Dalam sepekan terakhir, harga emas melonjak hampir US$300 per ons. Penguatan tersebut terjadi setelah sejumlah data pasar tenaga kerja Amerika Serikat (AS) menunjukkan kelemahan, sehingga mendorong perubahan ekspektasi pasar terhadap kebijakan suku bunga Federal Reserve (The Fed).
Optimisme terhadap prospek emas juga tercermin dalam survei emas mingguan terbaru Kitco News. Sebagian besar analis Wall Street dan investor individu memperkirakan harga logam mulia tersebut masih memiliki ruang untuk naik pada pekan depan.
Kenaikan harga emas mulai terlihat signifikan pada Selasa ketika logam mulia tersebut mencapai level resistensi awal US$4.100 per ons. Sehari kemudian, harga emas kembali menguat dan berhasil menembus US$4.200 per ons.
Momentum positif berlanjut menjelang akhir pekan.
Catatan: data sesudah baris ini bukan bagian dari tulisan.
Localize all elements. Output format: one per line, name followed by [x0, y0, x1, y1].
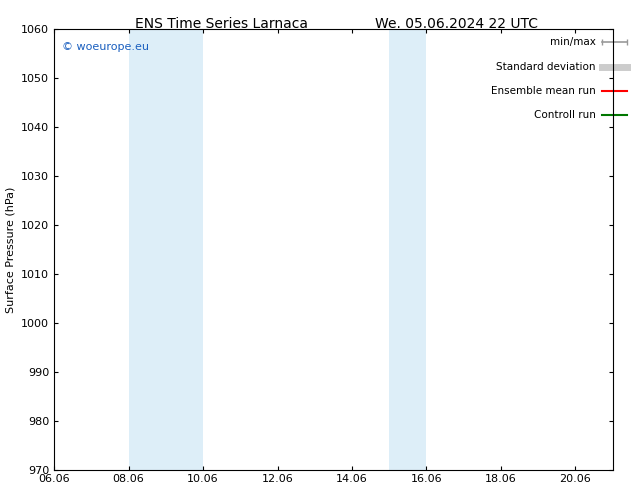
Y-axis label: Surface Pressure (hPa): Surface Pressure (hPa) [6, 186, 16, 313]
Text: We. 05.06.2024 22 UTC: We. 05.06.2024 22 UTC [375, 17, 538, 31]
Text: ENS Time Series Larnaca: ENS Time Series Larnaca [136, 17, 308, 31]
Text: © woeurope.eu: © woeurope.eu [63, 42, 150, 52]
Bar [129, 29, 203, 469]
Text: min/max: min/max [550, 37, 596, 48]
Bar [389, 29, 427, 469]
Text: Controll run: Controll run [534, 110, 596, 120]
Text: Ensemble mean run: Ensemble mean run [491, 86, 596, 96]
Text: Standard deviation: Standard deviation [496, 62, 596, 72]
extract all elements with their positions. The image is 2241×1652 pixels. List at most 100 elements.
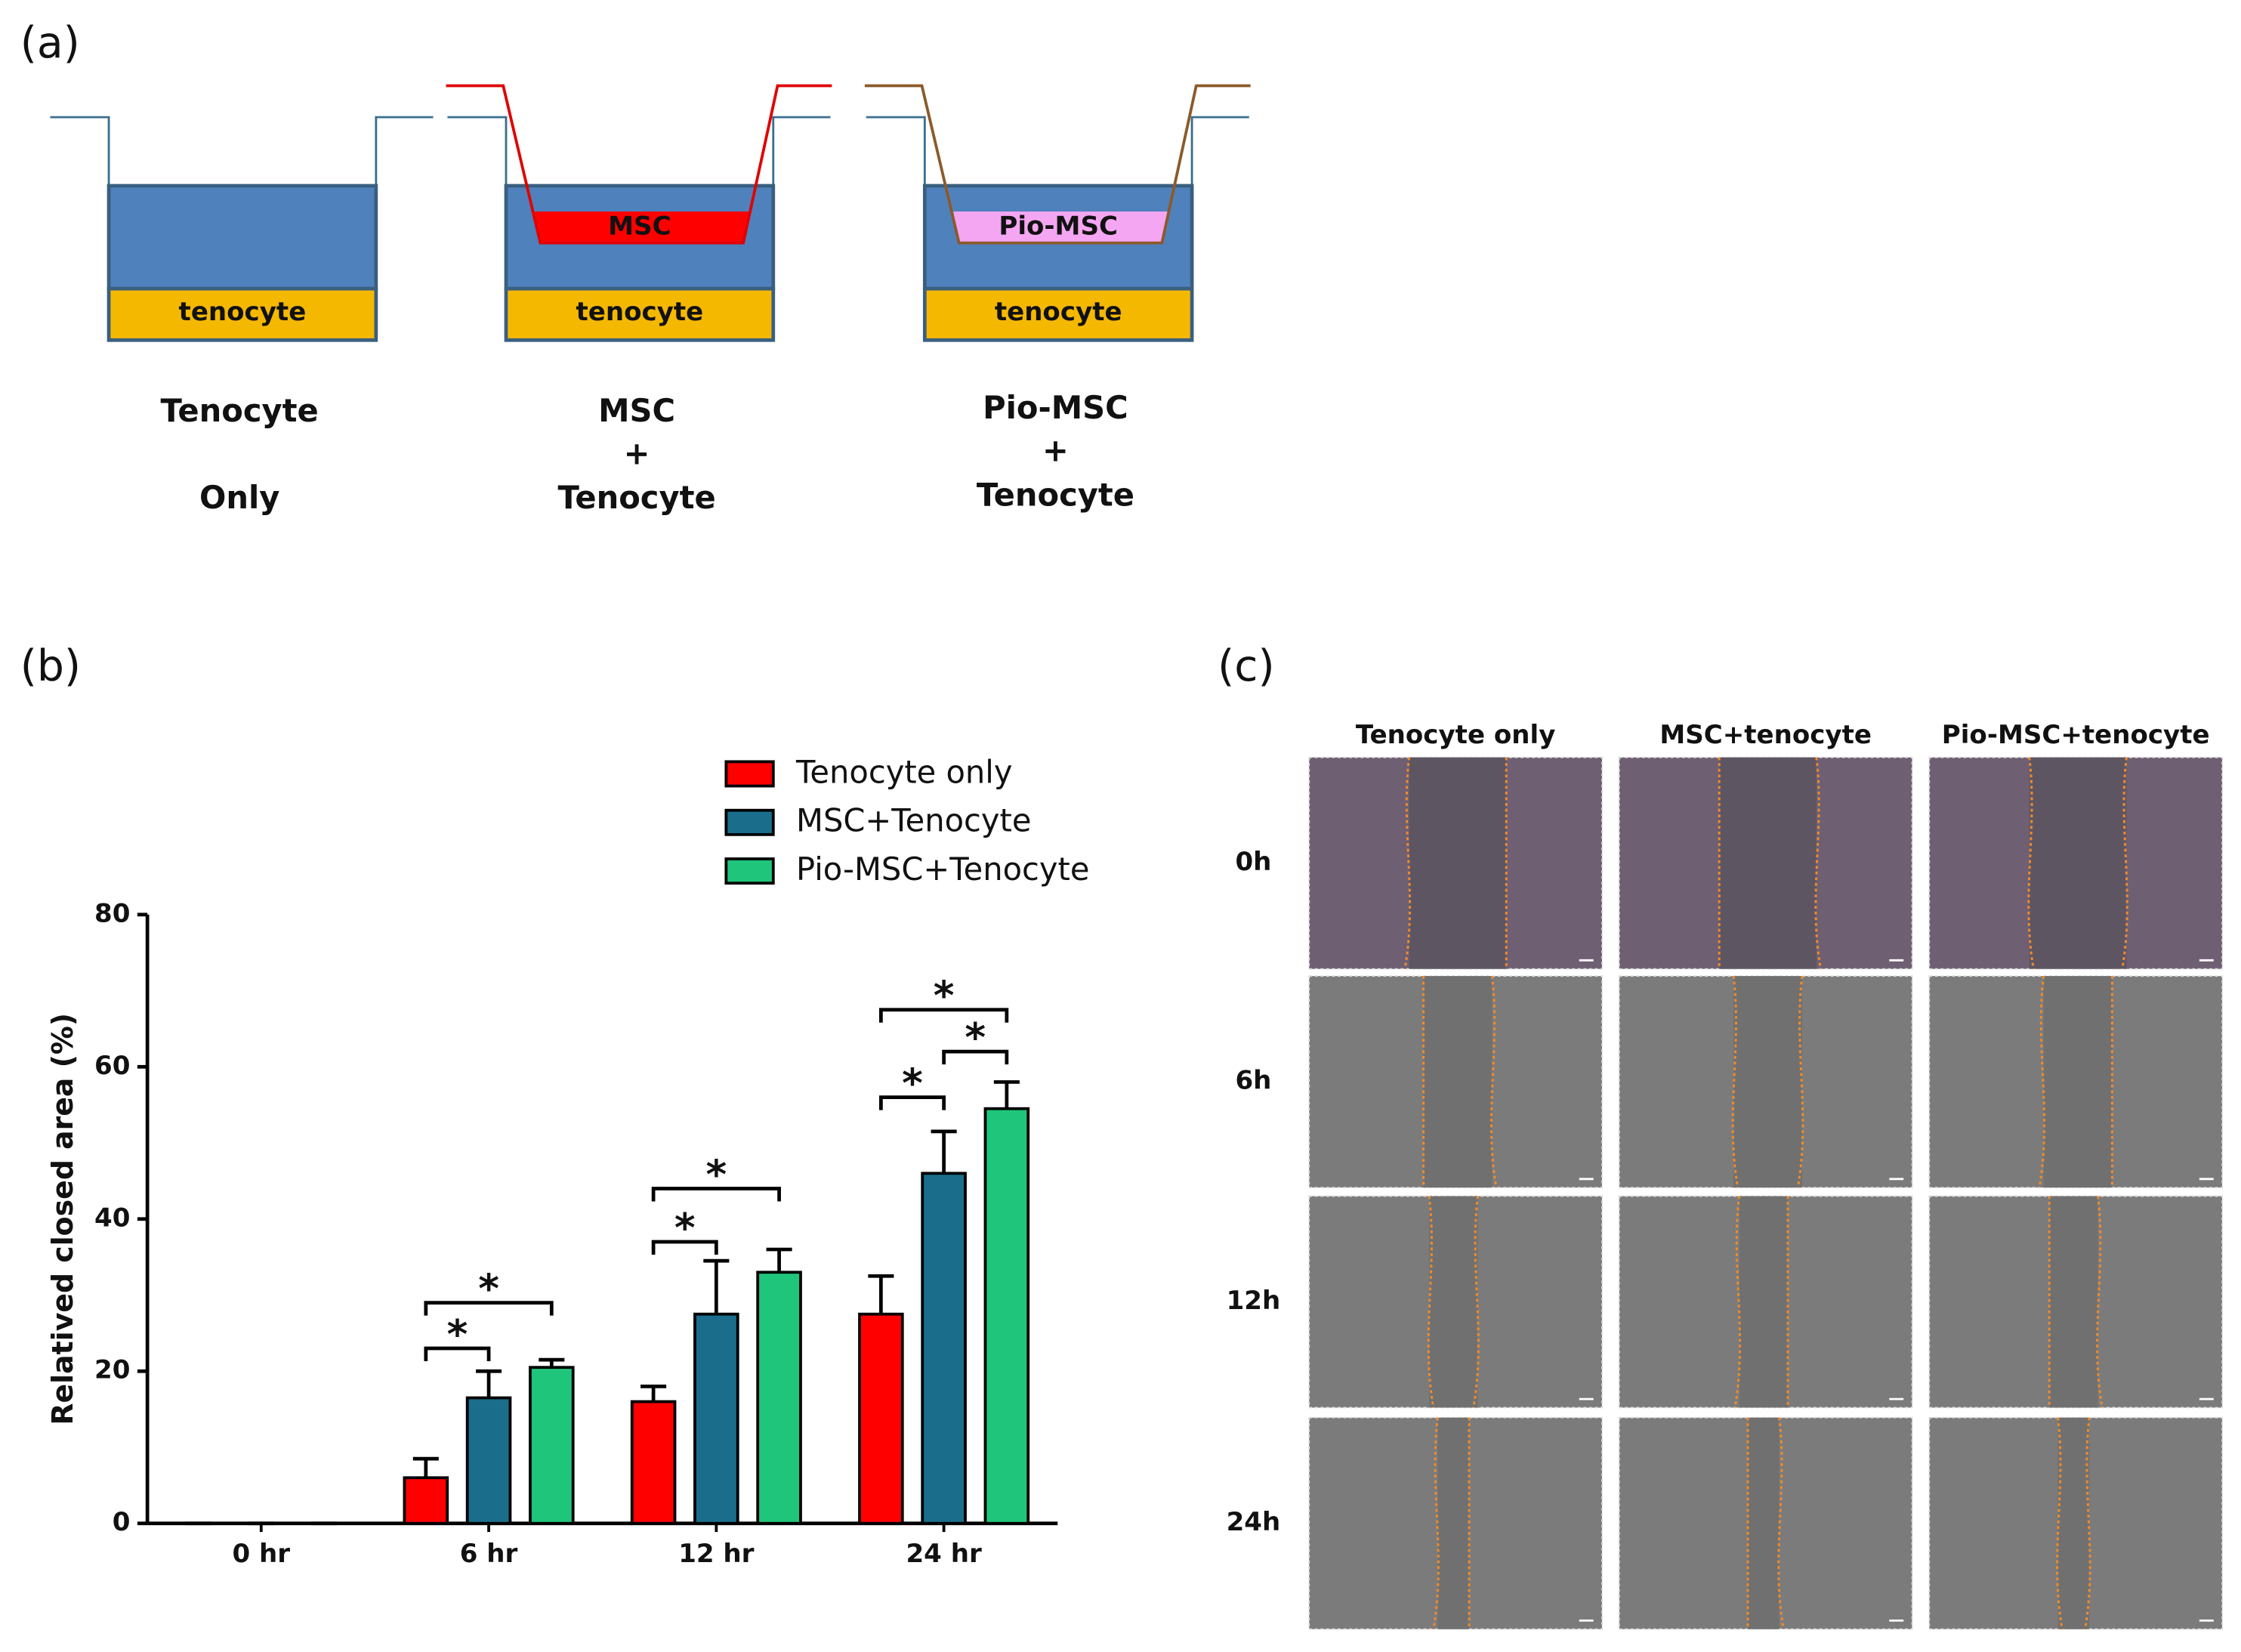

Harga emas berhasil melewati level US$4.300 per ons seiring munculnya tanda-tanda pelemahan pasar tenaga kerja AS. Kondisi tersebut sekaligus mengurangi ekspektasi pasar terhadap kenaikan suku bunga The Fed.
Berdasarkan CME FedWatch, probabilitas pasar yang memperkirakan kenaikan suku bunga sebesar 0,25 poin persentase oleh The Fed pada September turun di bawah 50%. Sebelumnya, probabilitas tersebut berada di sekitar 60% sebelum laporan ketenagakerjaan AS dirilis pada Jumat.
Sentimen positif juga terlihat dalam survei Kitco News. Dari 19 pakar Wall Street yang menjadi responden, sebanyak 16 orang atau 84% memperkirakan harga emas akan naik pada pekan depan. Sebanyak dua analis atau 11% memperkirakan harga emas turun, sedangkan satu analis atau 5% memilih bersikap netral.
Optimisme serupa muncul dari kalangan investor individu. Jajak pendapat daring terhadap 241 responden menunjukkan 166 orang atau 69% memperkirakan harga emas akan menguat pada pekan depan. Sebanyak 37 orang atau 15% memprediksi penurunan, sementara 38 orang atau 16% bersikap netral.
Dengan demikian, baik analis profesional maupun investor individu saat ini cenderung melihat peluang penguatan harga emas setelah logam mulia tersebut berhasil keluar dari kisaran konsolidasi selama dua bulan.
Perhatian pasar selanjutnya akan tertuju pada data inflasi AS, khususnya indeks harga konsumen atau Consumer Price Index (CPI), yang dijadwalkan dirilis pada Selasa pekan depan. Data tersebut dinilai dapat menjadi faktor penting dalam menentukan arah harga emas selanjutnya.
Jika tekanan inflasi AS kembali meningkat, The Fed berpotensi mempertahankan kebijakan moneter ketat lebih lama. Kondisi tersebut dapat menjadi tantangan bagi harga emas karena suku bunga yang lebih tinggi umumnya meningkatkan daya tarik aset berbasis imbal hasil.